Que l’Histoire officielle soit l’objet de récupération, cela est dans la nature des choses puisque celle-ci est toujours écrite par les vainqueurs. Une grande œuvre est écrite par le cœur et non par les vainqueurs. Il ne nous appartient pas, non plus, d’écrire l’histoire des vaincus pour « sauver » l’œuvre de Brasillach. Cette entreprise serait longue et risquée et je ne serais alors pas certain de croire davantage à l’histoire des vaincus qu’à l’histoire des vainqueurs. Quel que soit son bord, l’Histoire est un otage de la politique. Nous voulons simplement lire Brasillach en paix, c’est-à-dire en adressant un bras d’honneur à l’endroit de la récupération factieuse, à la censure, comme aux gnomes insidieux de l’autocensure.
Cela nous oblige à mettre l’Histoire de côté.
Rappelons tout de même que Brasillach a subi un procès au terme duquel il fut exécuté dans la fleur de l’âge pour fait de Collaboration. Tuer un poète, afin de prouver au monde entier sa détermination à lutter contre la barbarie nazie, il fallait y penser. Tuer un poète – étoile montante de la littérature française – au terme d’un procès bâclé, afin de rétablir la démocratie et l’Etat de droit, il fallait y penser aussi. « La mort de Brasillach a conduit ma vie ». C’est maître Isorni, l’avocat du condamné qui prononça cette phrase et en la prononçant, il a tout dit.
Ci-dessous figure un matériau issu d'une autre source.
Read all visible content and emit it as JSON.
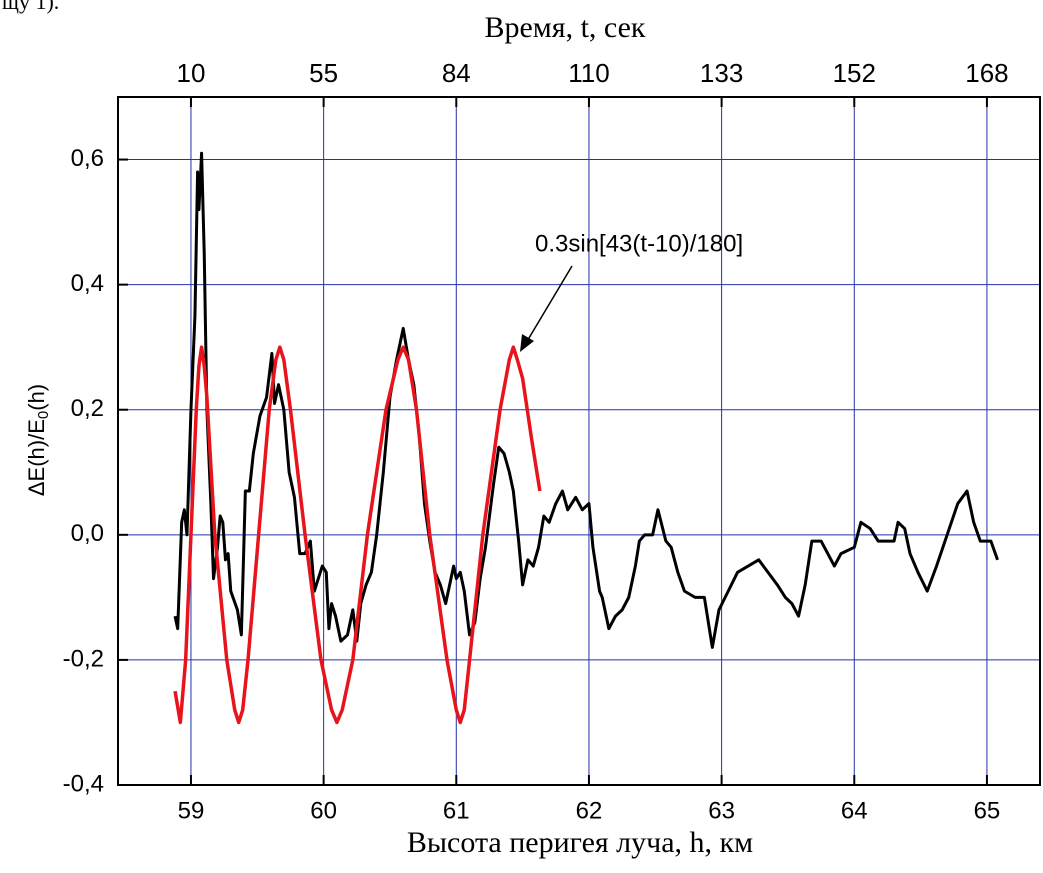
{
  "header_fragment": "щу 1).",
  "chart_data": {
    "type": "line",
    "title": "Время, t, сек",
    "xlabel": "Высота перигея луча, h, км",
    "ylabel": {
      "main": "ΔE(h)/E",
      "sub": "0",
      "tail": "(h)"
    },
    "annotation": "0.3sin[43(t-10)/180]",
    "grid": true,
    "grid_color": "#2233aa",
    "xlim": [
      58.45,
      65.4
    ],
    "ylim": [
      -0.4,
      0.7
    ],
    "xticks": [
      59,
      60,
      61,
      62,
      63,
      64,
      65
    ],
    "x2ticks": [
      {
        "value": 59,
        "label": "10"
      },
      {
        "value": 60,
        "label": "55"
      },
      {
        "value": 61,
        "label": "84"
      },
      {
        "value": 62,
        "label": "110"
      },
      {
        "value": 63,
        "label": "133"
      },
      {
        "value": 64,
        "label": "152"
      },
      {
        "value": 65,
        "label": "168"
      }
    ],
    "yticks": [
      {
        "value": -0.4,
        "label": "-0,4"
      },
      {
        "value": -0.2,
        "label": "-0,2"
      },
      {
        "value": 0,
        "label": "0,0"
      },
      {
        "value": 0.2,
        "label": "0,2"
      },
      {
        "value": 0.4,
        "label": "0,4"
      },
      {
        "value": 0.6,
        "label": "0,6"
      }
    ],
    "series": [
      {
        "color": "#000000",
        "x": [
          58.88,
          58.9,
          58.93,
          58.95,
          58.97,
          59.0,
          59.03,
          59.05,
          59.06,
          59.08,
          59.1,
          59.12,
          59.15,
          59.17,
          59.2,
          59.22,
          59.24,
          59.26,
          59.28,
          59.3,
          59.35,
          59.38,
          59.41,
          59.44,
          59.47,
          59.52,
          59.57,
          59.61,
          59.63,
          59.66,
          59.7,
          59.74,
          59.78,
          59.82,
          59.86,
          59.9,
          59.93,
          59.96,
          59.99,
          60.02,
          60.04,
          60.06,
          60.09,
          60.13,
          60.18,
          60.22,
          60.25,
          60.28,
          60.32,
          60.36,
          60.4,
          60.45,
          60.5,
          60.55,
          60.6,
          60.64,
          60.68,
          60.72,
          60.76,
          60.8,
          60.84,
          60.88,
          60.92,
          60.95,
          60.98,
          61.0,
          61.03,
          61.06,
          61.1,
          61.14,
          61.18,
          61.22,
          61.28,
          61.32,
          61.36,
          61.4,
          61.43,
          61.47,
          61.5,
          61.54,
          61.58,
          61.62,
          61.66,
          61.7,
          61.75,
          61.8,
          61.84,
          61.9,
          61.95,
          62.0,
          62.03,
          62.08,
          62.1,
          62.15,
          62.2,
          62.25,
          62.3,
          62.35,
          62.38,
          62.42,
          62.48,
          62.52,
          62.58,
          62.62,
          62.67,
          62.72,
          62.8,
          62.87,
          62.93,
          62.98,
          63.05,
          63.12,
          63.2,
          63.28,
          63.35,
          63.42,
          63.48,
          63.53,
          63.58,
          63.63,
          63.68,
          63.75,
          63.8,
          63.85,
          63.9,
          64.0,
          64.05,
          64.12,
          64.18,
          64.25,
          64.3,
          64.33,
          64.38,
          64.42,
          64.48,
          64.55,
          64.62,
          64.7,
          64.78,
          64.85,
          64.9,
          64.95,
          65.0,
          65.03,
          65.08
        ],
        "values": [
          -0.13,
          -0.15,
          0.02,
          0.04,
          0.0,
          0.2,
          0.35,
          0.58,
          0.52,
          0.61,
          0.45,
          0.2,
          0.05,
          -0.07,
          -0.02,
          0.03,
          0.02,
          -0.04,
          -0.03,
          -0.09,
          -0.12,
          -0.16,
          0.07,
          0.07,
          0.13,
          0.19,
          0.22,
          0.29,
          0.21,
          0.24,
          0.2,
          0.1,
          0.06,
          -0.03,
          -0.03,
          -0.01,
          -0.09,
          -0.07,
          -0.05,
          -0.06,
          -0.15,
          -0.11,
          -0.13,
          -0.17,
          -0.16,
          -0.12,
          -0.17,
          -0.11,
          -0.08,
          -0.06,
          0.0,
          0.1,
          0.22,
          0.28,
          0.33,
          0.28,
          0.24,
          0.16,
          0.05,
          -0.01,
          -0.06,
          -0.08,
          -0.11,
          -0.08,
          -0.05,
          -0.07,
          -0.06,
          -0.09,
          -0.16,
          -0.14,
          -0.07,
          -0.02,
          0.08,
          0.14,
          0.13,
          0.1,
          0.07,
          -0.01,
          -0.08,
          -0.04,
          -0.05,
          -0.02,
          0.03,
          0.02,
          0.05,
          0.07,
          0.04,
          0.06,
          0.04,
          0.05,
          -0.02,
          -0.09,
          -0.1,
          -0.15,
          -0.13,
          -0.12,
          -0.1,
          -0.05,
          -0.01,
          0.0,
          0.0,
          0.04,
          -0.01,
          -0.02,
          -0.06,
          -0.09,
          -0.1,
          -0.1,
          -0.18,
          -0.12,
          -0.09,
          -0.06,
          -0.05,
          -0.04,
          -0.06,
          -0.08,
          -0.1,
          -0.11,
          -0.13,
          -0.08,
          -0.01,
          -0.01,
          -0.03,
          -0.05,
          -0.03,
          -0.02,
          0.02,
          0.01,
          -0.01,
          -0.01,
          -0.01,
          0.02,
          0.01,
          -0.03,
          -0.06,
          -0.09,
          -0.05,
          0.0,
          0.05,
          0.07,
          0.02,
          -0.01,
          -0.01,
          -0.01,
          -0.04
        ]
      },
      {
        "color": "#e8141c",
        "x": [
          58.88,
          58.92,
          58.96,
          59.0,
          59.04,
          59.06,
          59.08,
          59.1,
          59.12,
          59.18,
          59.27,
          59.33,
          59.36,
          59.39,
          59.43,
          59.51,
          59.59,
          59.64,
          59.67,
          59.7,
          59.75,
          59.86,
          59.98,
          60.06,
          60.1,
          60.14,
          60.22,
          60.33,
          60.47,
          60.56,
          60.6,
          60.64,
          60.7,
          60.8,
          60.93,
          61.0,
          61.03,
          61.06,
          61.1,
          61.2,
          61.33,
          61.4,
          61.43,
          61.46,
          61.5,
          61.57,
          61.63
        ],
        "values": [
          -0.25,
          -0.3,
          -0.2,
          0.0,
          0.2,
          0.27,
          0.3,
          0.27,
          0.22,
          0.0,
          -0.2,
          -0.28,
          -0.3,
          -0.28,
          -0.2,
          0.0,
          0.2,
          0.28,
          0.3,
          0.28,
          0.2,
          0.0,
          -0.2,
          -0.28,
          -0.3,
          -0.28,
          -0.2,
          0.0,
          0.2,
          0.28,
          0.3,
          0.28,
          0.2,
          0.0,
          -0.2,
          -0.28,
          -0.3,
          -0.28,
          -0.2,
          0.0,
          0.2,
          0.28,
          0.3,
          0.28,
          0.25,
          0.15,
          0.07
        ]
      }
    ]
  }
}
On pourrait cependant se dire, cela concerne l’homme, ses engagements politiques et non l’œuvre, si les choses se passaient comme nous aimerions qu’elles se passent. J’aimerais en effet que l’on cesse de prendre en otage – dans le sens du pour ou celui du contre – une œuvre romanesque et poétique si originale et féconde à des fins bassement idéologiques. Oui mais voilà, l’idéologisme en temps de paix, c’est comme la délation en temps de guerre, cela ne fait pas partie des grandeurs françaises ; cela fait partie des « passions tristes » au sens que Spinoza donne à ces termes.
On a beau dire que « Comme le temps » est un roman sensible, un dialogue avec les personnages qui sont ceux-là même de l’âme ; on a beau dire que c’est un bonheur inouï de lecture, lire Brasillach reste, 75 ans après le procès de son auteur, une activité « suspecte ».
Du coup, celui qui aurait l’idée saugrenue de réhabiliter l’œuvre de Brasillach serait suspecté de coucher avec ses idées ; afin de compenser son péché, il se verrait dans l’obligation de brûler le communiste Louis Aragon. Moi, je défends l’arc-en-ciel Brasillach comme je défends bec et ongle le continent Aragon, comme je défends la lecture des œuvres contre la logique des écrans, avec autant de force que je hais la société post-littéraire.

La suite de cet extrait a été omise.